Dentro de un rato me vuelvo a reunir con la comunidad y seguiremos celebrando juntos el Amor que se entrega, se reparte y se hace Alimento, para que todos tengan vida. Ese Amor que todo lo invade, por quien merece la pena vivir. A quien merece la pena servir.
Tengo suerte. Pocos pueden sentirse tan dichosos como yo. Estos días de aniversarios releo textos antiguos, como si quisiera sacar brillo a tantas experiencias que guardo como tesoros. Para que no pierdan la esencia primera, para que sean cada vez más vitales. Y encuentro las palabras con las que solicitaba ser ordenado sacerdote.
En este mar de junio, cuando el día declina y se percibe el horizonte, ese mismo que todo lo hace eterno, me las vuelve a traer el eco. Y las disfruto, sintiendo cómo se hicieron vida.

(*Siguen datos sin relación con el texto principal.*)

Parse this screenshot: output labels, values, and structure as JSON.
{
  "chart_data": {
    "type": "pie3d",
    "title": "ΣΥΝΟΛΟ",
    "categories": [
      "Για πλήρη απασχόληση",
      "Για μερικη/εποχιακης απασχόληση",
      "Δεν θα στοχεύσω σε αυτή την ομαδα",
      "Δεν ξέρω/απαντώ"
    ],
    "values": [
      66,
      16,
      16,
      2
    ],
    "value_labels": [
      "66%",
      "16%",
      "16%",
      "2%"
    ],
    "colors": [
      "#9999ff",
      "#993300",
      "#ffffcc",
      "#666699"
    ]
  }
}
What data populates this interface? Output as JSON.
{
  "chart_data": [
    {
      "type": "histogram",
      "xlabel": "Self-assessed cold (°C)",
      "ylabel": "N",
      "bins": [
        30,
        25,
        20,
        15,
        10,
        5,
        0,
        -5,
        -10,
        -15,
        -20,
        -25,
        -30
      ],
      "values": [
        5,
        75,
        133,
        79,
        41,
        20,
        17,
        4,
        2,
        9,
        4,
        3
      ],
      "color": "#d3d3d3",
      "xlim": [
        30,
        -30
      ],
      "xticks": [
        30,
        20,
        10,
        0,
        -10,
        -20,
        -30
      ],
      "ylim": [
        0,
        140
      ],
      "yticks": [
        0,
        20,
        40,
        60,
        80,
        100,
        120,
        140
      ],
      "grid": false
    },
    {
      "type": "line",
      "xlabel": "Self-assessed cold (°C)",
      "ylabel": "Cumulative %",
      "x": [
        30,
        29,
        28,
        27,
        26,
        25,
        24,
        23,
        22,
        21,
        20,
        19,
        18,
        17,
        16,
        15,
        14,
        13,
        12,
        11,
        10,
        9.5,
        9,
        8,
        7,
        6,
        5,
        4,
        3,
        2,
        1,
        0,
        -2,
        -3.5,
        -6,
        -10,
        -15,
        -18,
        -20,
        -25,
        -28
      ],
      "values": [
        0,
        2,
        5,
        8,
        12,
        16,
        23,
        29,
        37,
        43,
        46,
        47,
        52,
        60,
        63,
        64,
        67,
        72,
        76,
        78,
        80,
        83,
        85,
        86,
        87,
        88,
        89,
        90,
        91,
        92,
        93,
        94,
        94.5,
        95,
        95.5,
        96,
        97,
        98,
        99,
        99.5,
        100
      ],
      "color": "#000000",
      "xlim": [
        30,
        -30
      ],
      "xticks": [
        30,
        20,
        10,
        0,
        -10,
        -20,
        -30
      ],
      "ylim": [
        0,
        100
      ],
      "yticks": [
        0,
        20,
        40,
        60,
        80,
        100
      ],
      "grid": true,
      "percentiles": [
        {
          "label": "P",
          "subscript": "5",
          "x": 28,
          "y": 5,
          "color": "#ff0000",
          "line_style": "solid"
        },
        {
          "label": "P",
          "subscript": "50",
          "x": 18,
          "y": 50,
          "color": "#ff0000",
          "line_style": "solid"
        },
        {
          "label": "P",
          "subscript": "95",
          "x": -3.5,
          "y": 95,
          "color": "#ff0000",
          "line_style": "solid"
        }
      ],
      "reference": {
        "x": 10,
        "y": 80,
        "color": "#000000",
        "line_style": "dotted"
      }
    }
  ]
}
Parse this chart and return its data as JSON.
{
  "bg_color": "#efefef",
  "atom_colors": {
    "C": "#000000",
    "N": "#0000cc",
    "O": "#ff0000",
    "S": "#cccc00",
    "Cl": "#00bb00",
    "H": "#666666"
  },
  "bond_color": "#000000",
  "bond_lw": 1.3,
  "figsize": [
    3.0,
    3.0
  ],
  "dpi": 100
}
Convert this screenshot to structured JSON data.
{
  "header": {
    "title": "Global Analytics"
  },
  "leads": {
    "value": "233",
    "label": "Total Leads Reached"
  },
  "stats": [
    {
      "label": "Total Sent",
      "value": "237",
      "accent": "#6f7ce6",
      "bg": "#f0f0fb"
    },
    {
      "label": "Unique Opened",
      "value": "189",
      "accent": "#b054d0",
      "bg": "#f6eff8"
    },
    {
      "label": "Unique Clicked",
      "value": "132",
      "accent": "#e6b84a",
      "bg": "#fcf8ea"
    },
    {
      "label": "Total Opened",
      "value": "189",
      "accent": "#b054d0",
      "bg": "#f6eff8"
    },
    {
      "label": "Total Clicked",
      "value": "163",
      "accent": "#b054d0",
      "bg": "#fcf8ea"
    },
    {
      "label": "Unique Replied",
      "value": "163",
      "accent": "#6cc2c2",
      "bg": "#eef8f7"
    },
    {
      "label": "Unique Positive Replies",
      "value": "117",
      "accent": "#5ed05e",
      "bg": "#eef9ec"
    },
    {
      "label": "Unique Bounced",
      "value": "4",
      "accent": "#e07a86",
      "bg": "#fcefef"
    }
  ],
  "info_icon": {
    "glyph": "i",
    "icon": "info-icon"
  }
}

Las cosas de Dios dan siempre mucho respeto, mucha admiración.
Uno nunca es digno.
Digno de pronunciar su Palabra confrontando mi pobre vida con ella
y descubriendo lo lejos que estoy, lo hipócrita que puedo ser
cuando digo y no hago.
Digno de tomar en mis manos su Cuerpo, “tomado, bendecido, partido, entregado”,
cuando no respeto los cuerpos, las vidas de los pobres y sencillos,
de mis hermanos más cercanos, cuando mi propia vida no es entrega más pura,
más total, sino puro egoísmo que busca crecer.
Uno no es digno cuando tiene que perdonar en nombre de Dios,
el Dios que perdona siempre, cuando yo sólo sé perdonar a medias,
entre rabias y rencores, con corazón estrecho.
No, uno no es digno de escuchar prestando oídos a Dios,
las alegrías y las tristezas de los hermanos...
Uno no es digno de dar con estas manos las
bendiciones y los amores de parte del Padre,
cuando estas manos no están dispuestas
a ser clavadas con las del Hijo, junto al corazón....
Pero me consuela saber que Dios sabe a quien se elige.
Y me da tranquilidad escuchar como dichas para mí, las palabras de Pablo:
“te basta mi gracia, la fuerza se realiza en la debilidad”.